Arnold Schwarzenegger recently went out of his way to tout the views of an 18th-century economist long revered as an icon by GOP politicians. "I am more comfortable with an Adam Smith philosophy than with Keynesian theory," the actor told the Financial Times of London. But now that he's running for governor, we should ask whether "an Adam Smith philosophy" really squares with Schwarzenegger's eagerness to make state government more deferential to the wishes of business owners.
Adam Smith may be a patron saint of present-day Republicans, but his writings actually contradict the "free market" rhetoric embraced by Schwarzenegger. The facile spin on Smith's work presents unfettered investment as the key to prosperity. But Smith openly declared that labor creates all wealth. He wrote: "It was not by gold or by silver, but by labor, that all the wealth of the world was originally purchased."
Smith was no champion of workers. Yet, in the context of present-day politics, it's a good guess that he would dissociate himself from Schwarzenegger and other free-marketeers who claim to be walking in his footsteps. While Schwarzenegger proclaims that policy-makers in Sacramento should become more friendly to the corporate sector, such ideology flies in the face of Smith's actual words.
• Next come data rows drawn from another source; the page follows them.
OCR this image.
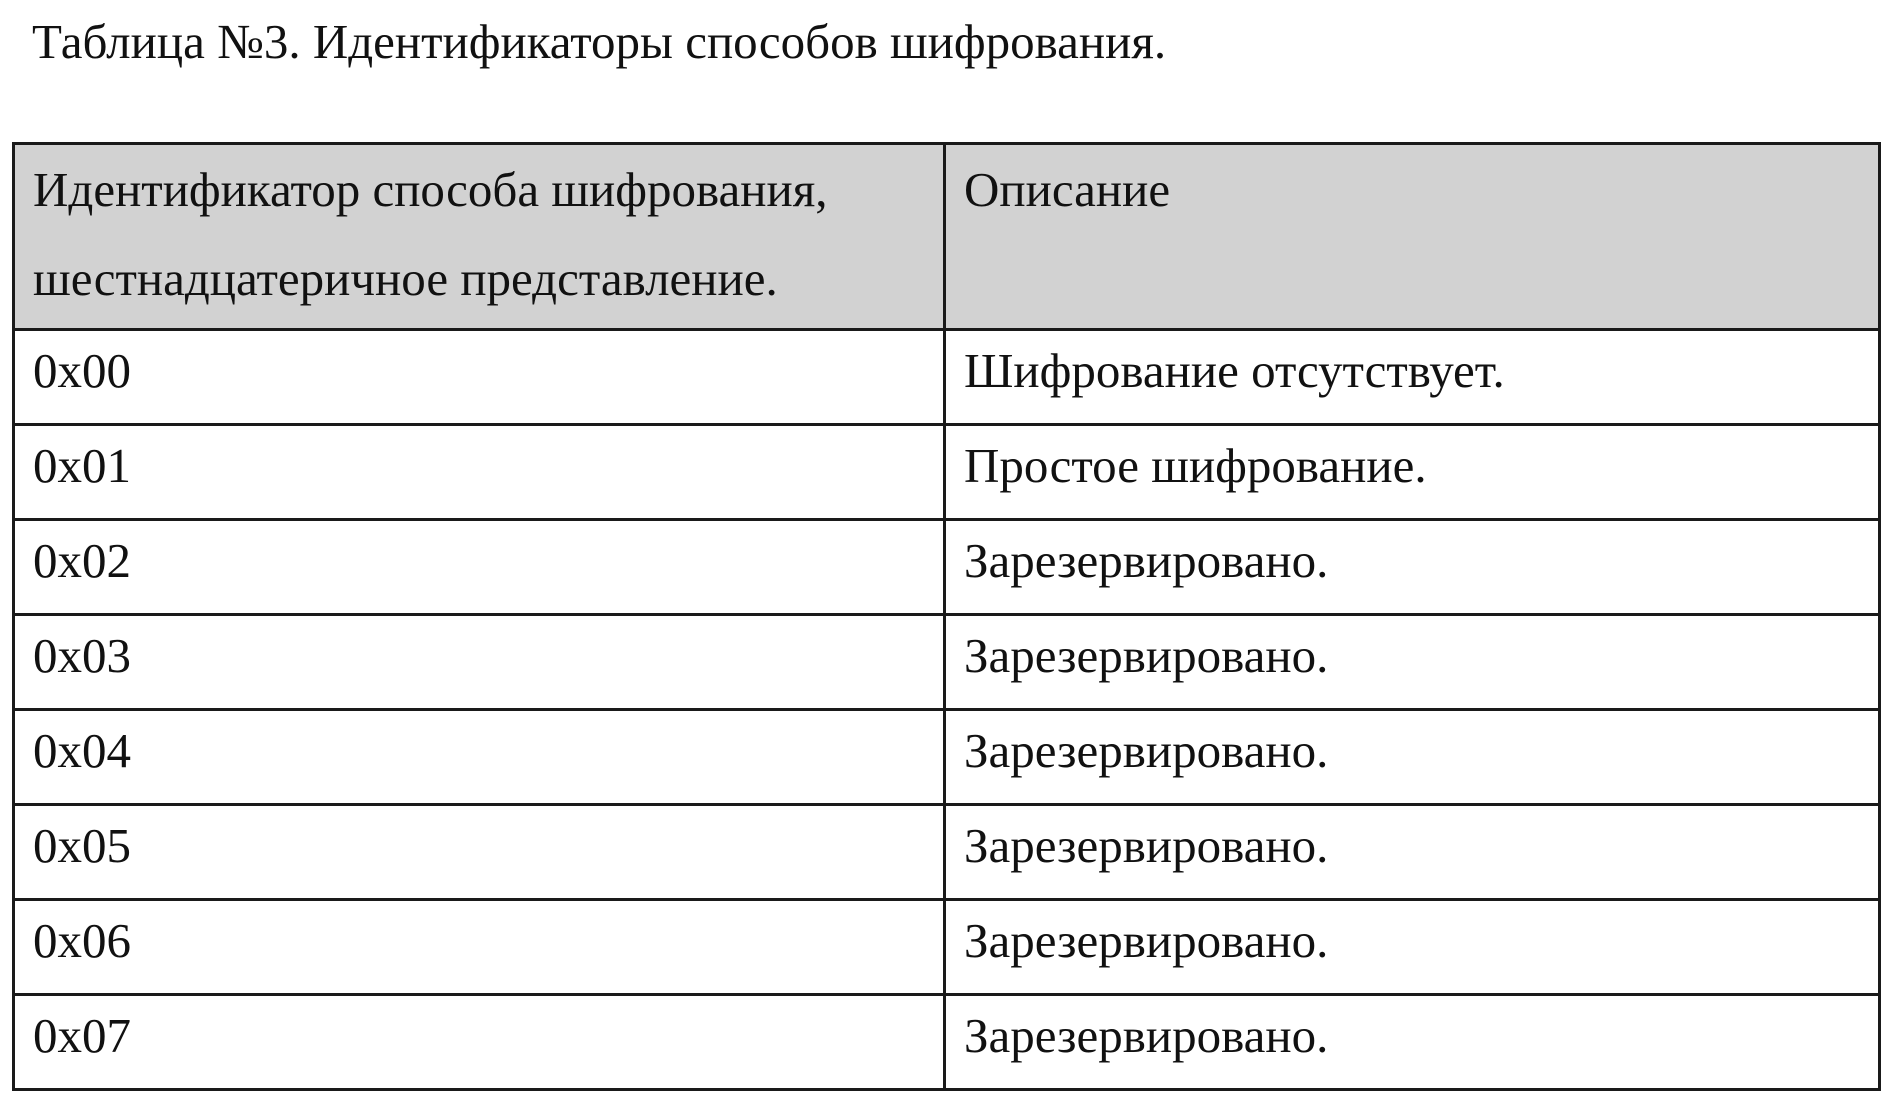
Таблица №3. Идентификаторы способов шифрования.
Идентификатор способа шифрования, шестнадцатеричное представление.	Описание
0x00	Шифрование отсутствует.
0x01	Простое шифрование.
0x02	Зарезервировано.
0x03	Зарезервировано.
0x04	Зарезервировано.
0x05	Зарезервировано.
0x06	Зарезервировано.
0x07	Зарезервировано.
In "The Wealth of Nations," published 227 years ago, Adam Smith wrote with realism about manufacturers and merchants. He described them as "men whose interest is never exactly the same with that of the public, who have generally an interest to deceive and even to oppress the public, and who accordingly have, upon many occasions, both deceived and oppressed it."
The wealthy business leaders who have raced to support Schwarzenegger's campaign are among those who have "an interest to deceive and even to oppress the public." And Schwarzenegger looks like a very useful tool.